Marion V. Garber, a champion caster whose skill at the sport made headlines for decades, died Friday in ProMedica Ebeid Hospice Residence, Sylvania. He was 86.
He had pneumonia most recently, his wife, Vivian said.
He was in declining health the last two years, Steve Pollick, a longtime friend and retired outdoors editor of The Blade, said.
Mr. Garber, who lived in Temperance, came of age in an era when casting — a companion sport to fishing — was popular with casting clubs from coast to coast. He won attention — and titles — for his accuracy in bait-casting, spinning, and fly-casting.
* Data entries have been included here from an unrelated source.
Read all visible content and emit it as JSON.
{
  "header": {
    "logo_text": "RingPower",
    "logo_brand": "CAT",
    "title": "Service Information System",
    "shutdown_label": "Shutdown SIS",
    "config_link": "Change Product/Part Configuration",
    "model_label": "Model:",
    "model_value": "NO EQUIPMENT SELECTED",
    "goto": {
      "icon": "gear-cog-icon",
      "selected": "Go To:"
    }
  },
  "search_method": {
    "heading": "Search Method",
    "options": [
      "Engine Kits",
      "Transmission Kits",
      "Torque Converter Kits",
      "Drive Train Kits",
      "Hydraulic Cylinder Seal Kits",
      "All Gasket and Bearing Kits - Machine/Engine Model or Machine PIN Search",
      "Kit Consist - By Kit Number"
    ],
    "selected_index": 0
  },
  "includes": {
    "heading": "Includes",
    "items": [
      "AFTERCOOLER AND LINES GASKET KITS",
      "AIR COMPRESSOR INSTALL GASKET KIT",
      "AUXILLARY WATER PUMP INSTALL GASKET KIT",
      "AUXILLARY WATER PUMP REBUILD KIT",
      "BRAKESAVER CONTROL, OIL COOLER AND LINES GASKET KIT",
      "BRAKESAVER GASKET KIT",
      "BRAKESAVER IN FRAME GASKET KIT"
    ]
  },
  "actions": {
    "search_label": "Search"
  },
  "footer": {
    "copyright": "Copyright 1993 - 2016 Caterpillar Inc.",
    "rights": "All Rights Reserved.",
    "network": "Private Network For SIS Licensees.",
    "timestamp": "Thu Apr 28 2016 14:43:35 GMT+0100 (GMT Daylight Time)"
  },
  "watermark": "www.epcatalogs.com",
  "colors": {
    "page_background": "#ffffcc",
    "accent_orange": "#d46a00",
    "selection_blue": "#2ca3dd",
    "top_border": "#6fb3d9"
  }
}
“He was a total celebrity in Toledo,” according to Mr. Pollick, whose predecessor as Blade outdoors editor, Lou Klewer, wrote about Mr. Garber in the 1940s.
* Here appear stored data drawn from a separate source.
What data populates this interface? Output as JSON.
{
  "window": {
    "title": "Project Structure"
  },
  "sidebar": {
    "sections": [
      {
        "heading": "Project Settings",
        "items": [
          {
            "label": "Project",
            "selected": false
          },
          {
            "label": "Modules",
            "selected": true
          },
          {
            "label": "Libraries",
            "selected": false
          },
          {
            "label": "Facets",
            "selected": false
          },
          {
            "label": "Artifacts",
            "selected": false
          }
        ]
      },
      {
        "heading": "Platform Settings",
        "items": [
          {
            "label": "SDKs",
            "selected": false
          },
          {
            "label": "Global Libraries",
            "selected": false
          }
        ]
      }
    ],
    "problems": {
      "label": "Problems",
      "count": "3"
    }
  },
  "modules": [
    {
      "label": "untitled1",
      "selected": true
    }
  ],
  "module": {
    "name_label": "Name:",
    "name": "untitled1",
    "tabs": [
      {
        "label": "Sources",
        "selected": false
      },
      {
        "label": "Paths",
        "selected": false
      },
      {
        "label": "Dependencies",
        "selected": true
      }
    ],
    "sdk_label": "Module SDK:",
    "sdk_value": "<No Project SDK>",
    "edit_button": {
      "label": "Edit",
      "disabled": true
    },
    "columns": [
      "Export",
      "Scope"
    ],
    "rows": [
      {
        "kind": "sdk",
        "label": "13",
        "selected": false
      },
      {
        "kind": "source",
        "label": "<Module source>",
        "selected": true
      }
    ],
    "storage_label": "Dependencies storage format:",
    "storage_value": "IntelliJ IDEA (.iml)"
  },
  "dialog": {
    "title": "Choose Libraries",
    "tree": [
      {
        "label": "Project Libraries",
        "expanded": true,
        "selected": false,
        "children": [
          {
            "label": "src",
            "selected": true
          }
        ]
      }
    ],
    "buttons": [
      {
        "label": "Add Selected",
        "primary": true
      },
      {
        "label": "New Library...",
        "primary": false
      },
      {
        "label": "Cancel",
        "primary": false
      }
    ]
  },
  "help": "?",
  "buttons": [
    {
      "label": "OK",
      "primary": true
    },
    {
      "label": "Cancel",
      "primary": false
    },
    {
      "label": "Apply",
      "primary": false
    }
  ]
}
In all, Mr. Garber amassed nearly 900 titles in competition, including national and world championships and set world accuracy and distance records.
“He did his best, and he wanted to win, to be the No. 1,” his wife said.
Mr. Garber was 13 when he took his first casting championship.
“Marion was small of stature. Big contact sports were out for him,” Mr. Pollick said. “He was able to excel with casting because he grew up fishing with his parents and because casting was so popular at the time.”
As a member of the Toledo Casting Club, Mr. Garber was determined to excel.
“He was one of the most dogged competitors,” Mr. Pollick said. “Like any stars or champions, he worked at it really, really hard. Every single day, he worked at it.
“Marion’s casting techniques were self-developed and self-taught, way past the class textbook methods, and he wrote a whole new book in a figurative sense on how to cast. It was amazing,” Mr. Pollick said.
Mr. Garber also designed fine fly rods for manufacturers.
He won his first adult championship at age 18.
That year, he was among athletes honored at a three-day Banquet of Champions at the Commodore Perry Motor Inn, with a guest list that included baseball greats Ted Williams and Joe DiMaggio. He and Mr. Williams became friends and went on saltwater fishing trips off the Florida coast.
Through the years, he also taught and gave casting demonstrations, including at Blade-sponsored outdoors shows.
Years of exertion caused knee and shoulder injury, causing him to leave the competitive casting circuit behind in the late 1960s.
Mr. Garber also was a master angler. He could catch fish.
“Marion took me to a whole new level,” said Gary Woollard, a longtime friend. “He taught me how to catch fish when they were down deep. He taught me about finesse fishing and how to fish on ledge and structure. He taught me how to fly fish. I still didn’t look pretty doing it. He looked like poetry.”
Mr. Garber liked bass fishing the best, he told Mr. Pollick in 1989.
“Largemouth or smallmouth, it doesn’t matter. They’re just a terrific fish,” Mr. Garber said back then.
Mr. Garber liked a rustic camp on the Madawaska River in northern Ontario, where he’d gone with his parents.
He also favored the inland lakes of southeast Michigan’s Irish Hills.
He was born Feb. 23, 1930, to Kathryn and Victor Garber. He was a graduate of DeVilbiss High School and, in 1992, was inducted into its Hall of Fame. He was an Army veteran of the Korean War. He served in the 8032nd Airborne Combat Unit of the 101st Airborne Division.
He retired in the 1990s as a purchasing manager for Georgia-Pacific based in Livonia, Mich. He worked for paper companies since the 1960s, starting with Central Ohio Paper Co.
Surviving are his wife, Vivian, and son, Gregory.
Visitation will be from 2 to 8 p.m. Monday and after 9:30 a.m. Tuesday in Urbanski’s Bedford Funeral Chapel, Temperance.
Services will be at 11 a.m. Tuesday in Our Lady of Mount Carmel Church, Temperance.